What both these approaches have in common is a fear of precipitating the next step, a paralyzing sense of guilt, and a secret hope that the spouse will drive the bus.
Meanwhile, the recipient of a request for separation tends to view the announcement in one of the following ways:
- My spouse is unhappy but just needs time. This separation will allow us to work on our relationship. No matter how broken this marriage is, it can still be saved.
- I don’t understand what’s going on. My spouse doesn’t want a divorce, but they also don’t want to be married to me. What happens now?
- I’m sad and scared, but I’m also angry. I’m the one taking the hit for my spouse’s vague sense of dissatisfaction. It feels like the responsibility for action has fallen into my lap.
All of this combines to create what I call the separation yo-yo effect. From fear or indecision, the initiator unintentionally sends hopeful signals. The recipient, pulled back toward the spouse, feels a sense of relief. This lasts until the initiator becomes restless and creates distance again.
Surprisingly, this cycle is often challenging for the initiator as well. They don’t want to cause unnecessary hurt. But they don’t know how to proceed.
How to end the yo-yo effect and move forward?
As a divorce coach, I deal with clients at both ends of the separation yo-yo — the initiators and the recipients.
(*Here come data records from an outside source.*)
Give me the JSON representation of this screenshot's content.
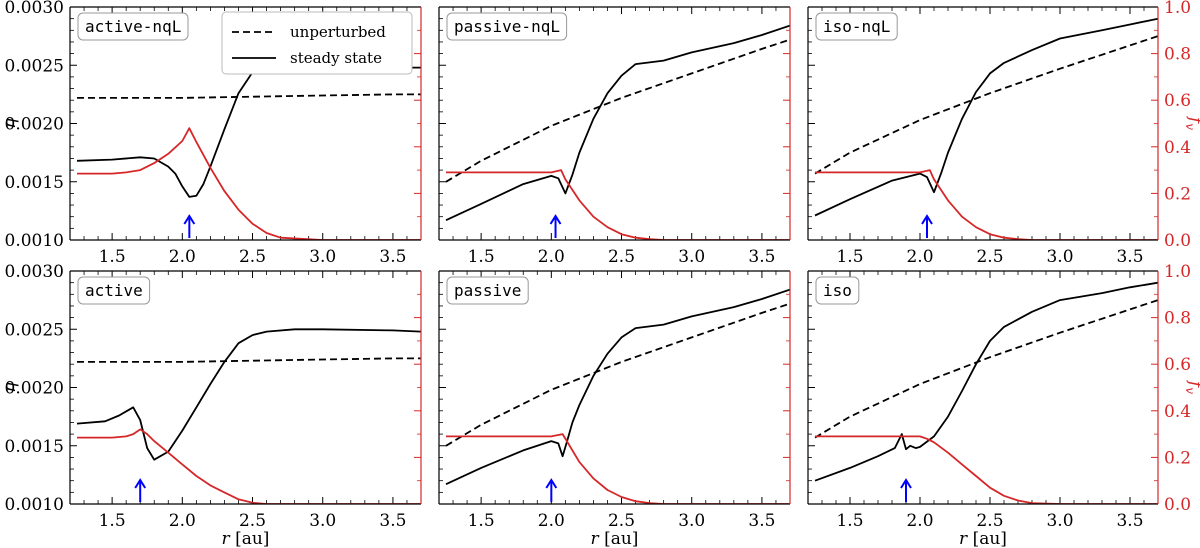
{
  "figure": {
    "xlabel_italic": "r",
    "xlabel_unit": " [au]",
    "ylabel_left": "η",
    "ylabel_right_main": "f",
    "ylabel_right_sub": "v",
    "legend": {
      "dashed_label": "unperturbed",
      "solid_label": "steady state"
    },
    "colors": {
      "steady": "#000000",
      "unperturbed": "#000000",
      "fv": "#d62728",
      "arrow": "#0000ff"
    }
  },
  "chart_data": [
    {
      "type": "line",
      "panel": "active-nqL",
      "label": "active-nqL",
      "row": 0,
      "col": 0,
      "xlim": [
        1.2,
        3.7
      ],
      "ylim_left": [
        0.001,
        0.003
      ],
      "ylim_right": [
        0,
        1
      ],
      "xticks": [
        "1.5",
        "2.0",
        "2.5",
        "3.0",
        "3.5"
      ],
      "yticks_left": [
        "0.0010",
        "0.0015",
        "0.0020",
        "0.0025",
        "0.0030"
      ],
      "yticks_right": [
        "0.0",
        "0.2",
        "0.4",
        "0.6",
        "0.8",
        "1.0"
      ],
      "arrow_x": 2.05,
      "series": [
        {
          "name": "unperturbed",
          "axis": "left",
          "style": "dashed",
          "x": [
            1.25,
            1.5,
            1.75,
            2.0,
            2.5,
            3.0,
            3.5,
            3.7
          ],
          "y": [
            0.00222,
            0.00222,
            0.00222,
            0.00222,
            0.00223,
            0.00224,
            0.00225,
            0.00225
          ]
        },
        {
          "name": "steady state",
          "axis": "left",
          "style": "solid",
          "x": [
            1.25,
            1.5,
            1.7,
            1.8,
            1.9,
            1.95,
            2.0,
            2.05,
            2.1,
            2.15,
            2.2,
            2.3,
            2.4,
            2.5,
            2.6,
            2.8,
            3.0,
            3.5,
            3.7
          ],
          "y": [
            0.00168,
            0.00169,
            0.00171,
            0.0017,
            0.00163,
            0.00157,
            0.00146,
            0.00137,
            0.00138,
            0.00148,
            0.00163,
            0.00195,
            0.00226,
            0.00244,
            0.00249,
            0.0025,
            0.00249,
            0.00248,
            0.00248
          ]
        },
        {
          "name": "fv",
          "axis": "right",
          "style": "solid",
          "x": [
            1.25,
            1.5,
            1.6,
            1.7,
            1.8,
            1.9,
            2.0,
            2.05,
            2.1,
            2.2,
            2.3,
            2.4,
            2.5,
            2.6,
            2.7,
            3.0,
            3.7
          ],
          "y": [
            0.285,
            0.285,
            0.29,
            0.3,
            0.33,
            0.37,
            0.425,
            0.48,
            0.42,
            0.31,
            0.21,
            0.13,
            0.07,
            0.03,
            0.01,
            0.0,
            0.0
          ]
        }
      ]
    },
    {
      "type": "line",
      "panel": "passive-nqL",
      "label": "passive-nqL",
      "row": 0,
      "col": 1,
      "xlim": [
        1.2,
        3.7
      ],
      "ylim_left": [
        0.001,
        0.003
      ],
      "ylim_right": [
        0,
        1
      ],
      "xticks": [
        "1.5",
        "2.0",
        "2.5",
        "3.0",
        "3.5"
      ],
      "yticks_left": [
        "0.0010",
        "0.0015",
        "0.0020",
        "0.0025",
        "0.0030"
      ],
      "yticks_right": [
        "0.0",
        "0.2",
        "0.4",
        "0.6",
        "0.8",
        "1.0"
      ],
      "arrow_x": 2.03,
      "series": [
        {
          "name": "unperturbed",
          "axis": "left",
          "style": "dashed",
          "x": [
            1.25,
            1.5,
            2.0,
            2.5,
            3.0,
            3.5,
            3.7
          ],
          "y": [
            0.0015,
            0.00168,
            0.00198,
            0.00222,
            0.00243,
            0.00264,
            0.00272
          ]
        },
        {
          "name": "steady state",
          "axis": "left",
          "style": "solid",
          "x": [
            1.25,
            1.5,
            1.8,
            2.0,
            2.05,
            2.1,
            2.15,
            2.2,
            2.3,
            2.4,
            2.5,
            2.6,
            2.8,
            3.0,
            3.3,
            3.5,
            3.7
          ],
          "y": [
            0.00117,
            0.00131,
            0.00148,
            0.00155,
            0.00153,
            0.0014,
            0.00156,
            0.00175,
            0.00204,
            0.00226,
            0.00241,
            0.00251,
            0.00254,
            0.00261,
            0.00269,
            0.00276,
            0.00284
          ]
        },
        {
          "name": "fv",
          "axis": "right",
          "style": "solid",
          "x": [
            1.25,
            1.5,
            2.0,
            2.07,
            2.1,
            2.2,
            2.3,
            2.4,
            2.5,
            2.6,
            2.7,
            2.8,
            3.0,
            3.7
          ],
          "y": [
            0.29,
            0.29,
            0.29,
            0.3,
            0.26,
            0.17,
            0.1,
            0.055,
            0.025,
            0.01,
            0.004,
            0.0,
            0.0,
            0.0
          ]
        }
      ]
    },
    {
      "type": "line",
      "panel": "iso-nqL",
      "label": "iso-nqL",
      "row": 0,
      "col": 2,
      "xlim": [
        1.2,
        3.7
      ],
      "ylim_left": [
        0.001,
        0.003
      ],
      "ylim_right": [
        0,
        1
      ],
      "xticks": [
        "1.5",
        "2.0",
        "2.5",
        "3.0",
        "3.5"
      ],
      "yticks_left": [
        "0.0010",
        "0.0015",
        "0.0020",
        "0.0025",
        "0.0030"
      ],
      "yticks_right": [
        "0.0",
        "0.2",
        "0.4",
        "0.6",
        "0.8",
        "1.0"
      ],
      "arrow_x": 2.05,
      "series": [
        {
          "name": "unperturbed",
          "axis": "left",
          "style": "dashed",
          "x": [
            1.25,
            1.5,
            2.0,
            2.5,
            3.0,
            3.5,
            3.7
          ],
          "y": [
            0.00157,
            0.00175,
            0.00203,
            0.00226,
            0.00247,
            0.00267,
            0.00275
          ]
        },
        {
          "name": "steady state",
          "axis": "left",
          "style": "solid",
          "x": [
            1.25,
            1.5,
            1.8,
            2.0,
            2.05,
            2.1,
            2.15,
            2.2,
            2.3,
            2.4,
            2.5,
            2.6,
            2.8,
            3.0,
            3.3,
            3.5,
            3.7
          ],
          "y": [
            0.00121,
            0.00135,
            0.00151,
            0.00157,
            0.00154,
            0.00141,
            0.00157,
            0.00175,
            0.00204,
            0.00227,
            0.00243,
            0.00252,
            0.00263,
            0.00273,
            0.0028,
            0.00285,
            0.0029
          ]
        },
        {
          "name": "fv",
          "axis": "right",
          "style": "solid",
          "x": [
            1.25,
            1.5,
            2.0,
            2.07,
            2.1,
            2.2,
            2.3,
            2.4,
            2.5,
            2.6,
            2.7,
            2.8,
            3.0,
            3.7
          ],
          "y": [
            0.29,
            0.29,
            0.29,
            0.3,
            0.26,
            0.17,
            0.1,
            0.055,
            0.025,
            0.01,
            0.004,
            0.0,
            0.0,
            0.0
          ]
        }
      ]
    },
    {
      "type": "line",
      "panel": "active",
      "label": "active",
      "row": 1,
      "col": 0,
      "xlim": [
        1.2,
        3.7
      ],
      "ylim_left": [
        0.001,
        0.003
      ],
      "ylim_right": [
        0,
        1
      ],
      "xticks": [
        "1.5",
        "2.0",
        "2.5",
        "3.0",
        "3.5"
      ],
      "yticks_left": [
        "0.0010",
        "0.0015",
        "0.0020",
        "0.0025",
        "0.0030"
      ],
      "yticks_right": [
        "0.0",
        "0.2",
        "0.4",
        "0.6",
        "0.8",
        "1.0"
      ],
      "arrow_x": 1.7,
      "series": [
        {
          "name": "unperturbed",
          "axis": "left",
          "style": "dashed",
          "x": [
            1.25,
            1.5,
            1.75,
            2.0,
            2.5,
            3.0,
            3.5,
            3.7
          ],
          "y": [
            0.00222,
            0.00222,
            0.00222,
            0.00222,
            0.00223,
            0.00224,
            0.00225,
            0.00225
          ]
        },
        {
          "name": "steady state",
          "axis": "left",
          "style": "solid",
          "x": [
            1.25,
            1.45,
            1.55,
            1.65,
            1.7,
            1.75,
            1.8,
            1.9,
            2.0,
            2.1,
            2.2,
            2.3,
            2.4,
            2.5,
            2.6,
            2.8,
            3.0,
            3.5,
            3.7
          ],
          "y": [
            0.00169,
            0.00171,
            0.00176,
            0.00183,
            0.00172,
            0.00148,
            0.00138,
            0.00145,
            0.00163,
            0.00183,
            0.00203,
            0.00222,
            0.00238,
            0.00245,
            0.00248,
            0.0025,
            0.0025,
            0.00249,
            0.00248
          ]
        },
        {
          "name": "fv",
          "axis": "right",
          "style": "solid",
          "x": [
            1.25,
            1.5,
            1.6,
            1.65,
            1.7,
            1.75,
            1.8,
            1.9,
            2.0,
            2.1,
            2.2,
            2.3,
            2.4,
            2.5,
            2.6,
            3.0,
            3.7
          ],
          "y": [
            0.285,
            0.285,
            0.29,
            0.3,
            0.32,
            0.3,
            0.27,
            0.22,
            0.17,
            0.12,
            0.08,
            0.05,
            0.02,
            0.005,
            0.0,
            0.0,
            0.0
          ]
        }
      ]
    },
    {
      "type": "line",
      "panel": "passive",
      "label": "passive",
      "row": 1,
      "col": 1,
      "xlim": [
        1.2,
        3.7
      ],
      "ylim_left": [
        0.001,
        0.003
      ],
      "ylim_right": [
        0,
        1
      ],
      "xticks": [
        "1.5",
        "2.0",
        "2.5",
        "3.0",
        "3.5"
      ],
      "yticks_left": [
        "0.0010",
        "0.0015",
        "0.0020",
        "0.0025",
        "0.0030"
      ],
      "yticks_right": [
        "0.0",
        "0.2",
        "0.4",
        "0.6",
        "0.8",
        "1.0"
      ],
      "arrow_x": 2.0,
      "series": [
        {
          "name": "unperturbed",
          "axis": "left",
          "style": "dashed",
          "x": [
            1.25,
            1.5,
            2.0,
            2.5,
            3.0,
            3.5,
            3.7
          ],
          "y": [
            0.0015,
            0.00168,
            0.00198,
            0.00222,
            0.00243,
            0.00264,
            0.00272
          ]
        },
        {
          "name": "steady state",
          "axis": "left",
          "style": "solid",
          "x": [
            1.25,
            1.5,
            1.8,
            2.0,
            2.05,
            2.08,
            2.11,
            2.15,
            2.2,
            2.3,
            2.4,
            2.5,
            2.6,
            2.8,
            3.0,
            3.3,
            3.5,
            3.7
          ],
          "y": [
            0.00117,
            0.00131,
            0.00146,
            0.00154,
            0.00152,
            0.00141,
            0.00153,
            0.0017,
            0.00185,
            0.0021,
            0.00229,
            0.00243,
            0.00251,
            0.00254,
            0.00261,
            0.00269,
            0.00276,
            0.00284
          ]
        },
        {
          "name": "fv",
          "axis": "right",
          "style": "solid",
          "x": [
            1.25,
            1.5,
            2.0,
            2.08,
            2.12,
            2.2,
            2.3,
            2.4,
            2.5,
            2.6,
            2.7,
            2.8,
            3.0,
            3.7
          ],
          "y": [
            0.29,
            0.29,
            0.29,
            0.3,
            0.26,
            0.18,
            0.11,
            0.06,
            0.03,
            0.012,
            0.004,
            0.0,
            0.0,
            0.0
          ]
        }
      ]
    },
    {
      "type": "line",
      "panel": "iso",
      "label": "iso",
      "row": 1,
      "col": 2,
      "xlim": [
        1.2,
        3.7
      ],
      "ylim_left": [
        0.001,
        0.003
      ],
      "ylim_right": [
        0,
        1
      ],
      "xticks": [
        "1.5",
        "2.0",
        "2.5",
        "3.0",
        "3.5"
      ],
      "yticks_left": [
        "0.0010",
        "0.0015",
        "0.0020",
        "0.0025",
        "0.0030"
      ],
      "yticks_right": [
        "0.0",
        "0.2",
        "0.4",
        "0.6",
        "0.8",
        "1.0"
      ],
      "arrow_x": 1.9,
      "series": [
        {
          "name": "unperturbed",
          "axis": "left",
          "style": "dashed",
          "x": [
            1.25,
            1.5,
            2.0,
            2.5,
            3.0,
            3.5,
            3.7
          ],
          "y": [
            0.00157,
            0.00175,
            0.00203,
            0.00226,
            0.00247,
            0.00267,
            0.00275
          ]
        },
        {
          "name": "steady state",
          "axis": "left",
          "style": "solid",
          "x": [
            1.25,
            1.5,
            1.7,
            1.82,
            1.87,
            1.9,
            1.93,
            1.97,
            2.0,
            2.1,
            2.2,
            2.3,
            2.4,
            2.5,
            2.6,
            2.8,
            3.0,
            3.3,
            3.5,
            3.7
          ],
          "y": [
            0.0012,
            0.00131,
            0.00141,
            0.00148,
            0.0016,
            0.00147,
            0.0015,
            0.00148,
            0.00149,
            0.00158,
            0.00175,
            0.00197,
            0.0022,
            0.0024,
            0.00252,
            0.00265,
            0.00275,
            0.00281,
            0.00286,
            0.0029
          ]
        },
        {
          "name": "fv",
          "axis": "right",
          "style": "solid",
          "x": [
            1.25,
            1.5,
            1.8,
            1.9,
            2.0,
            2.05,
            2.1,
            2.2,
            2.3,
            2.4,
            2.5,
            2.6,
            2.7,
            2.8,
            3.0,
            3.7
          ],
          "y": [
            0.29,
            0.29,
            0.29,
            0.29,
            0.29,
            0.28,
            0.265,
            0.22,
            0.17,
            0.12,
            0.07,
            0.035,
            0.015,
            0.004,
            0.0,
            0.0
          ]
        }
      ]
    }
  ]
}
In my work with initiators, we explore the value of honesty and the pain of being in a state of limbo. We discuss whether divorce is really the best or only option, and if so, how to lead the way with compassion. Even if the marriage cannot be saved, counseling can be the best way to understand what’s happened.
With receivers, we work on building courage to hear what’s being said vs. what we want to hear. Acknowledging our own contributions to the problem. Setting boundaries and expectations. Asking our spouse — without fear — what they really want and need. And asking ourselves the same question. Understanding that no matter what happens, we’ll be okay.
In the process of doing this work, both spouses are able to get a better picture of what they need and value in a relationship. Which direction you’ll end up going in, I can’t predict. But I can promise you won’t be in endless limbo anymore. Your voice will be part of the discussion. More important, you’ll find that you do have influence on the next steps and their timetable.
You’ll take that yo-yo and finally cut the string.